2. Extinction de l’instance : Le désistement des deux sociétés entraîne l'extinction de l'instance et le dessaisissement de la cour, ce qui reflète le principe selon lequel une instance ne peut être poursuivie lorsqu'il n'existe plus de litige. Cela est conforme à l’article 394 du Code de procédure civile, qui permet à un appelant de se désister de son appel.
3. Frais et dépens : La décision stipule que chaque partie conserve à sa charge les frais et dépens exposés, indiquant ainsi que le principe de la charge des frais restera inchangé même en cas de désistement. Ce point est crucial, car il précise la répartition des coûts entre les parties après l'arrêt.
Interprétations et citations légales
1. Désistement d'instance et d'action : L’article 394 du Code de procédure civile dispose que « la partie qui n'a pas le droit d'agir ou de se défendre peut y renoncer à tout moment ». La Cour a interprété cet article pour valider que les parties, par leur accord, avaient décidé de renoncer à l’ensemble de leurs actions en justice.
2. Frais de justice : Selon l'article 700 du Code de procédure civile, « le juge peut, dans les cas où il estime qu'il est équitable de le faire, condamner la partie perdante à payer à l'autre partie une somme au titre des frais qu'elle a exposés ». En l'espèce, les parties ont convenu de ne pas appliquer cette disposition, illustrant leur volonté d'une résolution amiable sans remboursement des frais engagés.

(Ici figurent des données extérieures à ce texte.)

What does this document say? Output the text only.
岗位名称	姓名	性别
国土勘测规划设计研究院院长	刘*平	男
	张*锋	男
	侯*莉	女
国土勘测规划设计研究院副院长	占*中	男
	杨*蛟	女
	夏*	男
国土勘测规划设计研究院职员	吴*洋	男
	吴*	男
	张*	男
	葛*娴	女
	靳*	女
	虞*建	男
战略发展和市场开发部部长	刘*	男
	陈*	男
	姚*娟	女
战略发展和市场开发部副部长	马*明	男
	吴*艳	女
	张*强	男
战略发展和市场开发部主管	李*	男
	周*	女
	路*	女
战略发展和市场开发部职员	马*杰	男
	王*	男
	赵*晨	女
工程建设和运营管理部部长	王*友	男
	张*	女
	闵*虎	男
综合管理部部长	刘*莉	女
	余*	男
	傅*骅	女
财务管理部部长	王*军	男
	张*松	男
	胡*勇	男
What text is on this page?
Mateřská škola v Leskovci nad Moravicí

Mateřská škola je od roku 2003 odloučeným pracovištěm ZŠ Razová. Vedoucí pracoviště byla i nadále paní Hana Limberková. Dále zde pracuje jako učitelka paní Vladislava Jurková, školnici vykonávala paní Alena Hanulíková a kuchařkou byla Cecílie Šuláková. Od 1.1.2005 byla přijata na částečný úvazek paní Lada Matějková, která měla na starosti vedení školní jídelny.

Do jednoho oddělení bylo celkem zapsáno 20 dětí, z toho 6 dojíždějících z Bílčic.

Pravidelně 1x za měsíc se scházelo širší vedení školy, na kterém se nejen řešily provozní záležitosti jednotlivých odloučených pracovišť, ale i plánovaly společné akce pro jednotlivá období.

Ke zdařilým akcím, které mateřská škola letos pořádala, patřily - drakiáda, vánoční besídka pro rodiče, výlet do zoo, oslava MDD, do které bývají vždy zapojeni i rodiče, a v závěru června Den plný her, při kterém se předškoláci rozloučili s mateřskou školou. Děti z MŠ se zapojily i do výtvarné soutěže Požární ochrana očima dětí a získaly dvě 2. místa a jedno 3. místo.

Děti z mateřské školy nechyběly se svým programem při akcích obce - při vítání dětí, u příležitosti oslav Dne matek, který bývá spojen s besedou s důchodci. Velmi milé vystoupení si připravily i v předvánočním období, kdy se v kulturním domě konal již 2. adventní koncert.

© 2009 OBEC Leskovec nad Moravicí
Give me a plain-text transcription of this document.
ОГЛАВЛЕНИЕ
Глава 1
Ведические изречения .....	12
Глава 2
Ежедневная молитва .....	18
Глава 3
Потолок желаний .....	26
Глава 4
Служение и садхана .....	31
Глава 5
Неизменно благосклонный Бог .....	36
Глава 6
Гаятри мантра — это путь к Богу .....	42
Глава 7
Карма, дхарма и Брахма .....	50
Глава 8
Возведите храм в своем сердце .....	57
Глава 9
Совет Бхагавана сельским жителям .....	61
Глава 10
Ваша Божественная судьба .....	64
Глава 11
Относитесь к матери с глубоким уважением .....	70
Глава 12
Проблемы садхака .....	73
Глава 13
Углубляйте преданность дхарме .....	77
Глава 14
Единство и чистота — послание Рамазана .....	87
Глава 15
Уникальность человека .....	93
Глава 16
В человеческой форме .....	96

3. Extinction de l’instance : L’article 400 du Code de procédure civile établit que « les désistements d'instance ou d'action entraînent l'extinction de l'instance ». Ce point est crucial car il souligne le principe que l'instance ne peut perdurer lorsque les parties reconnaissent n'avoir plus de contestation.
En somme, la décision de la Cour d'Appel d'Orléans met en avant l’importance des accords amiables pour résoudre les différends et souligne les principes de libre disposition et de partage des frais, conformément aux dispositions du Code de procédure civile.